France has been very interested in Colombia's hostage crisis since Betancourt was kidnapped while campaigning for the Colombian presidency in 2002.
Earlier this week Colombia said it wanted Sarkozy to become involved in helping resolve the impasse in talks to swap some 45 hostages, including Betancourt and three Americans, for some 500 Farc prisoners held by Colombian authorities.
Sarkozy said in his televised message: "For my part, I pledge to remain personally involved in the search for a humanitarian solution, for the liberation of all the others being held. Moreover, I promise to redouble efforts, if that is desired, to contribute to finding a way out of the Colombian conflict.

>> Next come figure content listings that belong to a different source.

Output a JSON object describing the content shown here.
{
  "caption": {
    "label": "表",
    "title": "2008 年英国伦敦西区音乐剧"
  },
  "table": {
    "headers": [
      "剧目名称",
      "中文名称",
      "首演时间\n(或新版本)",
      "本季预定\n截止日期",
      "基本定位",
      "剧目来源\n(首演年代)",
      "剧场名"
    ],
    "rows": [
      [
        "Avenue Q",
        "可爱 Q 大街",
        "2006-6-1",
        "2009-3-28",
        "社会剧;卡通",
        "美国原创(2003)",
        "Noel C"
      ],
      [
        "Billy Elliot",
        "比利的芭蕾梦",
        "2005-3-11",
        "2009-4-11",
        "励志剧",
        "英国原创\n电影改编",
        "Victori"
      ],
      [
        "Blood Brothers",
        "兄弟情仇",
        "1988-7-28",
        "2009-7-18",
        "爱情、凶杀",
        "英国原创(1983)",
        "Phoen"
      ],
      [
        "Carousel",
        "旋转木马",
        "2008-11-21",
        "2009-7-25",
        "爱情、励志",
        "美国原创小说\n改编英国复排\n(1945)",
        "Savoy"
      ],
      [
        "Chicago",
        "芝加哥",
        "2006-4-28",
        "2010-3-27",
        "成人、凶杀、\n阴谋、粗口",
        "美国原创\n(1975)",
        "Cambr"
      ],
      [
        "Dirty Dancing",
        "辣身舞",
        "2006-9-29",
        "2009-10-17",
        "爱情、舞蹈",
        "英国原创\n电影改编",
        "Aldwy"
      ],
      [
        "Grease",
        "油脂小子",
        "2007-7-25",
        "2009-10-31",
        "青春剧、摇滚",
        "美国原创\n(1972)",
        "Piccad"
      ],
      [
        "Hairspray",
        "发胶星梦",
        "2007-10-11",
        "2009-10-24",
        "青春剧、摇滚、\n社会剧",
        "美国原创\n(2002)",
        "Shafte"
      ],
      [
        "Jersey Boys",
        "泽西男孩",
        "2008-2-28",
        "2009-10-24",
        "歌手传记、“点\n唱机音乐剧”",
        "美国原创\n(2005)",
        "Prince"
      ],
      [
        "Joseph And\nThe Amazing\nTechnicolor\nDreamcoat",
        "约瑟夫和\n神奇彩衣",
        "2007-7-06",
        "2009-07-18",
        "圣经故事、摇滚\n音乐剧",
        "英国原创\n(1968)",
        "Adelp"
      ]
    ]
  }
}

"But at this moment, Mr Marulanda, a woman in danger of dying must be saved. I have a dream: to see Ingrid among her family this Christmas.
"Mr Manuel Marulanda, you can make this dream come true, you can save this woman, you can show the world that Farc understands human imperatives.
"Mr Marulanda you bear a heavy responsibility. I urge you to assume it."
Last week, the Colombian government released excerpts from rebel videos of the hostages, sparking a public outcry over their plight.
One clip showed Betancourt gaunt and despondent at a rebel hideout.
Sarkozy's statement came after Luis Carlos Restrepo, Colombia's peace commissioner, proposed direct talks with the rebels on Tuesday.
"I am willing to go wherever the Farc wants," he said.
|Restrepo said Farc had yet to provide a list of|
names of men they wanted released [EPA]
"We are responding to national and international clamour and it is time for this drama to end ... this is a priority."